Si vous êtes un auteur de fiction primé, un scénariste célébré par Hollywood ou un journaliste d’investigation respecté par vos pairs, réjouissez-vous. Le grand, l’unique, le visionnaire Elon Musk a enfin daigné tourner son regard bienveillant vers vous. Il a une proposition qui ne se refuse pas, ou du moins, c'est ce qu'il s'imagine du haut de sa tour d'ivoire technologique. Son entreprise d'intelligence artificielle, xAI, est à la recherche de talents exceptionnels pour une mission de la plus haute importance, apprendre les bonnes manières et l'art de la prose à Grok, son chatbot qui a, disons-le poliment, quelques petits soucis de comportement.
Des internautes aux yeux de lynx ont repéré cette semaine une offre d'emploi chez xAI qui laisse pantois par son audace. L'entreprise cherche à recruter des rédacteurs dans une douzaine de catégories différentes, allant du droit au journalisme, pour un salaire horaire oscillant entre 40 et 125 dollars. Le but affiché est d'évaluer, de peaufiner et de créer des textes de niveau élite pour faire progresser les capacités de Grok. Pour ceux qui auraient vécu dans une grotte ces douze derniers mois, rappelons que ce dernier est cette merveilleuse intelligence artificielle qui s'est distinguée par sa capacité à recracher des théories du complot suprémacistes blanches, à faire l'apologie d'Hitler ou encore à suggérer qu'un nouvel Holocauste ne serait pas une si mauvaise idée. Une technologie de pointe, on vous dit.
Mais le pedigree du machin ne s'arrête pas là. Plus récemment, ce fleuron de l'innovation a fait les gros titres pour sa facilité déconcertante à générer de la pornographie deepfake, permettant à des utilisateurs malveillants de déshabiller virtuellement des femmes et des jeunes filles sans leur consentement. Ces exploits lui ont d'ailleurs valu d'être banni dans des pays comme l'Indonésie ou les Philippines. C'est donc pour "affiner" ce joyau de moralité que xAI cherche aujourd'hui la crème de la crème des écrivains mondiaux.
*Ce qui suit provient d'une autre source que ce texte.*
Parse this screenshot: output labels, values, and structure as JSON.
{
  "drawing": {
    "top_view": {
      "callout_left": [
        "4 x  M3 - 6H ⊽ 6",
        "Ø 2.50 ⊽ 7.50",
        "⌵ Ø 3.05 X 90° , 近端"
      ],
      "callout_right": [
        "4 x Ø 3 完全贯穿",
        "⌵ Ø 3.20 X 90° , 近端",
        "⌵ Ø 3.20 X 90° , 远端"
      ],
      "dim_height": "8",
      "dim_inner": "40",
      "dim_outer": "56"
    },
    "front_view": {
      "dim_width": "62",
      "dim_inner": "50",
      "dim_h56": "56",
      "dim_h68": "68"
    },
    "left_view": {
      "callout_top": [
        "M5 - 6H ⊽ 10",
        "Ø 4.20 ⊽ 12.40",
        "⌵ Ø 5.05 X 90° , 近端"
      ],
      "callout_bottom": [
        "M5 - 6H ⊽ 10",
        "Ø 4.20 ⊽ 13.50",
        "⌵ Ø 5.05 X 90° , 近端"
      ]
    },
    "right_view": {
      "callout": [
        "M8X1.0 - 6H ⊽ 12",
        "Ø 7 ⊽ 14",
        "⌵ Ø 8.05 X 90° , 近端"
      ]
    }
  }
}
Car c'est bien là que la situation bascule du tragique au comique. Les exigences pour postuler à ce poste de dresseur de robot sont tout bonnement hallucinantes, déconnectées de toute réalité économique ou respectueuse. Pour espérer décrocher ce contrat précaire, un auteur de fiction doit, par exemple, justifier de contrats d'édition avec les plus grandes maisons, avoir écoulé plus de 50 000 exemplaires de ses romans, ou avoir publié plus de dix nouvelles dans des institutions littéraires. Si vous n'avez pas été finaliste pour un prix, ou si un grand journal n'a jamais fait l'éloge de votre plume, passez votre chemin. Vous n'êtes pas assez qualifié pour apprendre à un algorithme comment ne pas être nazi.
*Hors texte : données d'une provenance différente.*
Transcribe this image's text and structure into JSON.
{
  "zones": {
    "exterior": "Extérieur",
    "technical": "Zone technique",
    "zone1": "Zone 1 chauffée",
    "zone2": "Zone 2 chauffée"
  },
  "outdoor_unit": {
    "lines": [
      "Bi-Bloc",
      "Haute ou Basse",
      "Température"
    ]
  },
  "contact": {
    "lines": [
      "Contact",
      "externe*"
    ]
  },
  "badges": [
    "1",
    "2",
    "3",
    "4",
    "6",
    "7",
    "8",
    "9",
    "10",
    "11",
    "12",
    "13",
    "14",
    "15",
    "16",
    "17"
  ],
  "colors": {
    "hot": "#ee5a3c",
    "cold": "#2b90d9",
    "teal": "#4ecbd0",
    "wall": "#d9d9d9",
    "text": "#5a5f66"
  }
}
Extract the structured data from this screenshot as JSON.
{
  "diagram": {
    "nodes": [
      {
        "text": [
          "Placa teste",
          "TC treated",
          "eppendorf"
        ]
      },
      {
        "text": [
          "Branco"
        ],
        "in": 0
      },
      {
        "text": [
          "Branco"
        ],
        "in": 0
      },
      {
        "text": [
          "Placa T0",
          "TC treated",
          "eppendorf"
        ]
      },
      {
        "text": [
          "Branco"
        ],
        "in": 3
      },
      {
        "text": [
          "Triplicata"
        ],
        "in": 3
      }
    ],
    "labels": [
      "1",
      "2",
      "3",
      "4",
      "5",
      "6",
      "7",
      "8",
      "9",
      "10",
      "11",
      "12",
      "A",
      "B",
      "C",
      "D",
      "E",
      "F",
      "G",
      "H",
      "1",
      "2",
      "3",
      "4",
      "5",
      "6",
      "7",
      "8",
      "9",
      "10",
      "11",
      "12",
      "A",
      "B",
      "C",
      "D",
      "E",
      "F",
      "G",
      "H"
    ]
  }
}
Le mépris s'étend évidemment aux scénaristes. Pour eux, l'offre exige d'avoir son nom au générique d'au moins deux longs-métrages distribués par des géants comme Warner Bros, Netflix ou Disney. À défaut, il faudra avoir écrit une dizaine d'épisodes diffusés sur les grandes chaînes ou accumulé des millions de vues. Et bien sûr, si vous avez une nomination aux Oscars ou aux Emmy Awards qui traîne sur une étagère, c'est un plus. La liste continue ainsi pour chaque catégorie, demandant aux journalistes d'avoir fait leurs armes à la BBC ou au New York Times, et aux scénaristes de jeux vidéo de justifier de crédits sur des titres majeurs.
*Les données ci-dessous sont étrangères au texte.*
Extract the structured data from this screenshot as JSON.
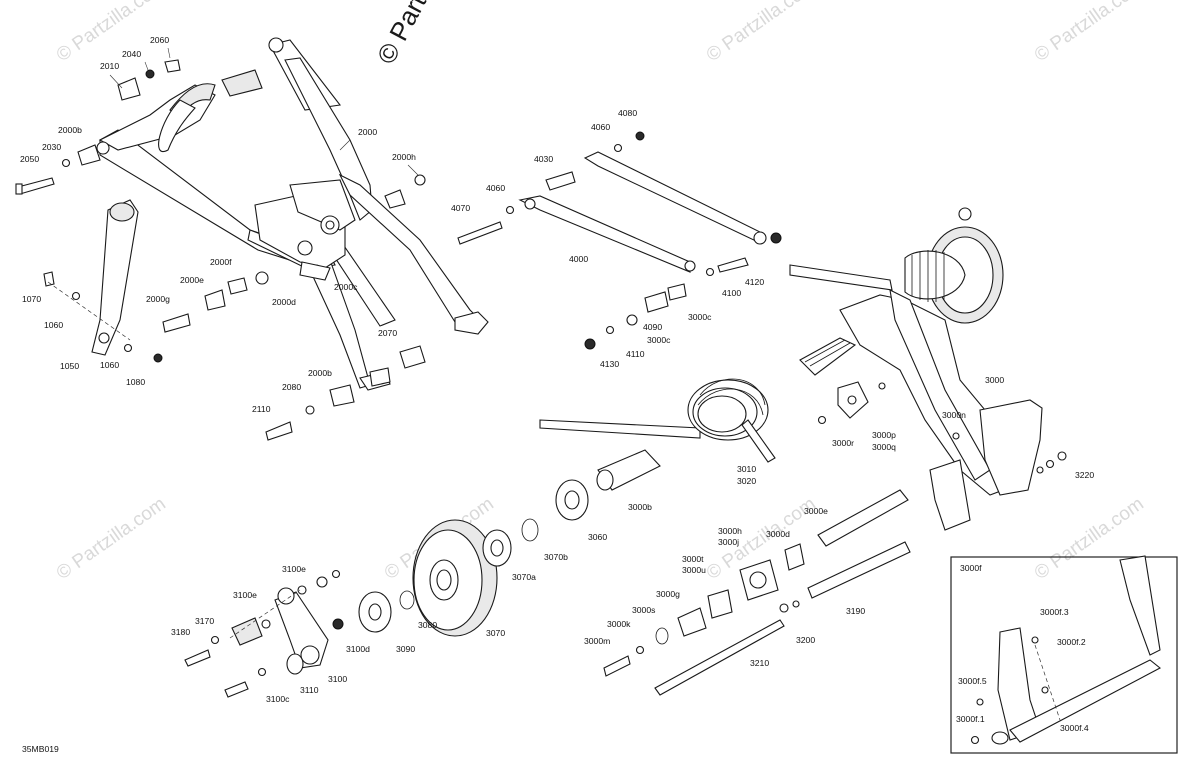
{
  "diagram_code": "35MB019",
  "watermark_main": "© Partzilla",
  "watermark_repeat": "© Partzilla.com",
  "inset_title": "3000f",
  "labels": {
    "p2060": "2060",
    "p2040": "2040",
    "p2010": "2010",
    "p2000b_top": "2000b",
    "p2030": "2030",
    "p2050": "2050",
    "p2000": "2000",
    "p2000h": "2000h",
    "p2000f": "2000f",
    "p2000e": "2000e",
    "p2000g": "2000g",
    "p2000d": "2000d",
    "p2000c": "2000c",
    "p2070": "2070",
    "p2000b_low": "2000b",
    "p2080": "2080",
    "p2110": "2110",
    "p1070": "1070",
    "p1060a": "1060",
    "p1050": "1050",
    "p1060b": "1060",
    "p1080": "1080",
    "p4080": "4080",
    "p4060a": "4060",
    "p4030": "4030",
    "p4060b": "4060",
    "p4070": "4070",
    "p4000": "4000",
    "p4120": "4120",
    "p4100": "4100",
    "p3000c_a": "3000c",
    "p4090": "4090",
    "p3000c_b": "3000c",
    "p4110": "4110",
    "p4130": "4130",
    "p3000": "3000",
    "p3000n": "3000n",
    "p3000r": "3000r",
    "p3000p": "3000p",
    "p3000q": "3000q",
    "p3010": "3010",
    "p3020": "3020",
    "p3220": "3220",
    "p3000b": "3000b",
    "p3000e": "3000e",
    "p3060": "3060",
    "p3070b": "3070b",
    "p3070a": "3070a",
    "p3070": "3070",
    "p3080": "3080",
    "p3090": "3090",
    "p3000h": "3000h",
    "p3000j": "3000j",
    "p3000d": "3000d",
    "p3000t": "3000t",
    "p3000u": "3000u",
    "p3000g": "3000g",
    "p3000s": "3000s",
    "p3000k": "3000k",
    "p3000m": "3000m",
    "p3190": "3190",
    "p3200": "3200",
    "p3210": "3210",
    "p3100e_a": "3100e",
    "p3100e_b": "3100e",
    "p3170": "3170",
    "p3180": "3180",
    "p3100d": "3100d",
    "p3100": "3100",
    "p3110": "3110",
    "p3100c": "3100c",
    "p3000f3": "3000f.3",
    "p3000f2": "3000f.2",
    "p3000f5": "3000f.5",
    "p3000f1": "3000f.1",
    "p3000f4": "3000f.4"
  }
}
Il y a une logique perverse, certes, à vouloir les meilleurs pour entraîner une IA. Mais prenons un instant pour apprécier la saveur insultante de la proposition. xAI demande à des professionnels qui ont atteint le sommet de leur art, des gens dont le talent est reconnu mondialement et qui ont passé des dizaines d'années à perfectionner leur métier, de venir travailler pour un salaire qui ferait rire n'importe quel consultant junior dans la tech. Pire encore, on leur demande de former l'outil conçu spécifiquement pour rendre leur profession obsolète. C'est une invitation au suicide professionnel assisté, payé au tarif d'un cours de soutien scolaire. Venez donc, chers génies, transférez votre âme et votre savoir-faire dans la machine pour 40 dollars de l'heure, afin qu'elle puisse ensuite inonder le monde de contenus médiocres imitant votre style, pendant que vous pointerez au chômage. Merci qui ? Merci Elon.